At present three methods are used for determining the reservoir rock fluid flow parameters: (1) formation micro-test and well testing; (2) coring and core analysis, and (3) inference from well logging measurements. Formation micro-testing and well testing involve the actual production of reservoir fluids from a specific reservoir interval. The disadvantage of this method is its high cost and that the flow parameters are only obtained over small reservoir intervals. The second option is to cut cores and determine the flow properties by laboratory core analysis measurements. This procedure is costly and reservoir flow parameters are only determined for selected reservoir intervals where cores from which cores are cut. There is also an additional uncertainty introduced on the measured flow parameters because of the possibility that the fluids redistribute in the pore space when the core is removed from the reservoir. The third option is to infer fluid flow parameters from logging measurements. This has the advantage of providing continuous data over the large reservoir intervals at much lower cost. The major disadvantage is that the fluid flow properties of the reservoir are inferred from measurements on non-flowing fluids, rather than measured directly on fluid flowing in the rock.

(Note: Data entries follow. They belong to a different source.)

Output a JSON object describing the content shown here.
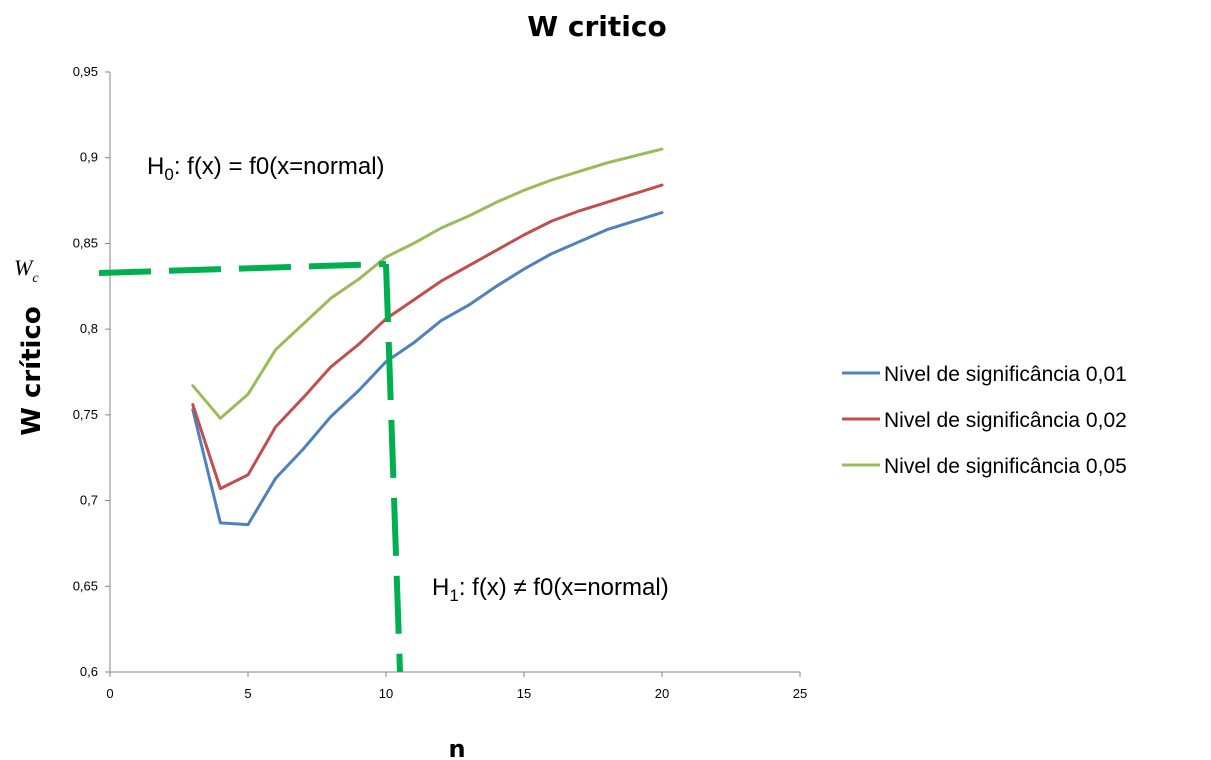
{
  "chart_data": {
    "type": "line",
    "title": "W critico",
    "xlabel": "n",
    "ylabel": "W crítico",
    "xlim": [
      0,
      25
    ],
    "ylim": [
      0.6,
      0.95
    ],
    "x_ticks": [
      "0",
      "5",
      "10",
      "15",
      "20",
      "25"
    ],
    "y_ticks": [
      "0,6",
      "0,65",
      "0,7",
      "0,75",
      "0,8",
      "0,85",
      "0,9",
      "0,95"
    ],
    "grid": false,
    "legend_position": "right",
    "x": [
      3,
      4,
      5,
      6,
      7,
      8,
      9,
      10,
      11,
      12,
      13,
      14,
      15,
      16,
      17,
      18,
      19,
      20
    ],
    "series": [
      {
        "name": "Nivel de significância 0,01",
        "color": "#4f81bd",
        "values": [
          0.753,
          0.687,
          0.686,
          0.713,
          0.73,
          0.749,
          0.764,
          0.781,
          0.792,
          0.805,
          0.814,
          0.825,
          0.835,
          0.844,
          0.851,
          0.858,
          0.863,
          0.868
        ]
      },
      {
        "name": "Nivel de significância 0,02",
        "color": "#c0504d",
        "values": [
          0.756,
          0.707,
          0.715,
          0.743,
          0.76,
          0.778,
          0.791,
          0.806,
          0.817,
          0.828,
          0.837,
          0.846,
          0.855,
          0.863,
          0.869,
          0.874,
          0.879,
          0.884
        ]
      },
      {
        "name": "Nivel de significância 0,05",
        "color": "#9bbb59",
        "values": [
          0.767,
          0.748,
          0.762,
          0.788,
          0.803,
          0.818,
          0.829,
          0.842,
          0.85,
          0.859,
          0.866,
          0.874,
          0.881,
          0.887,
          0.892,
          0.897,
          0.901,
          0.905
        ]
      }
    ],
    "annotations": {
      "h0_main": "H",
      "h0_sub": "0",
      "h0_rest": ": f(x) = f0(x=normal)",
      "h1_main": "H",
      "h1_sub": "1",
      "h1_rest": ": f(x) ≠ f0(x=normal)",
      "wc_main": "W",
      "wc_sub": "c",
      "guide_color": "#00b050",
      "guide_x": 10,
      "guide_y": 0.838
    }
  }
}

The fluid flow permeability, κ, is defined by Darcy's law:υ=−(κ/η)∇P  (1)where υ is the flow velocity, ∇P is the pressure gradient and κ/η, the ratio of permeability to viscosity, is the fluid mobility. At present the only direct measurement of permeability is obtained by laboratory core analysis. In these laboratory measurements the viscosity of the fluid and pressure gradient are known and the velocity is measured. The permeability is then readily derived from data fitting using the Darcy law definition of permeability. By contrast, permeabilities derived from well testing and repeat formation testers are not measured directly but rather are derived from modeling the data from these measurements. In general, the experimental control parameters such as fluid velocity, viscosity, and pressure gradient are not known and must be included in the fit parameters of the model. The model must also include other parameters such as the pressure gradients in the reservoir and the radial flow profiles that control bulk flow into the borehole. This large number of fit parameters has the consequence of introducing large uncertainties in the estimation of the permeability.

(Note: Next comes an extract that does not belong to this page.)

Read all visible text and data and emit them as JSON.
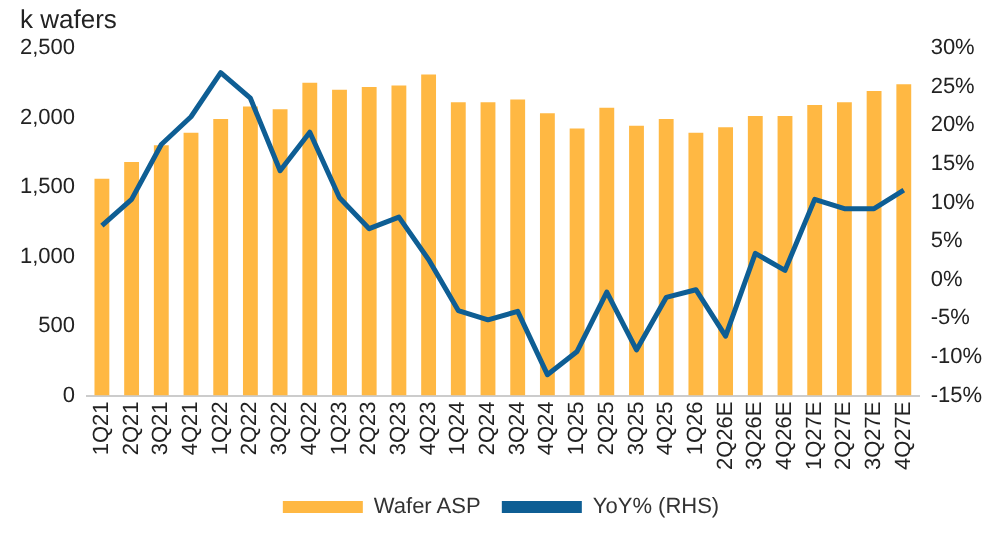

Wire line logging tools have the advantage that data can be quickly and comparatively inexpensively obtained over very large reservoir intervals. This is especially important early in the appraisal stage of exploration wells where logging data is used to identify reservoir intervals where the more expensive well tests or formation micro-tests measurements will be made. The major disadvantage of all continuous log wire line tools is that the fluid permeability is not directly measured but is inferred from other petrophysical properties of the reservoir rock. Permeabilities are derived using empirical correlations established from laboratory measurements of permeability on cores and the characteristic tool response parameters. The primary tools used for this type of analysis are the sonic, electrical conductivity, and nuclear magnetic resonance (NMR) logging tools. For the sonic measurements, the permeability is derived from the attenuation of the elastic wave propagating along the borehole or in the formation. A major complication is that the attenuation is determined by the bulk properties, which includes both the grain and fluid properties. For the conductivity measurements, the permeability is derived using the Kozeny-Carmen relationship. A major complication in this measurement is that the conductivity varies with salinity as well as the relative saturation of hydrocarbons and also depends on the amount and types of clays and minerals present. For the NMR measurements, the permeability is inferred from an assumed simple relation between the NMR relaxation time distribution and the pore size distribution. However this relationship is complex and the NMR relaxation time spectrum can only be converted to a pore size distribution in ideal circumstances when all relevant parameters such as the surface relaxivity and contributions of the pore-to-pore coupling are known. As a result of the complications in the interpretation of each of these measurements, the permeability inferred from the data analysis is bounded by large uncertainties.
The present invention describes a method to determine fluid flow velocities in the reservoir rock in the presence of a known pressure gradient. The analysis of the data to determine permeability does not require assumptions about bulk flow into the borehole such as required for the analysis of well test and formation micro-test data. The measurement is also made using a wire line tool under continuous logging conditions so that data over large reservoir intervals are obtained.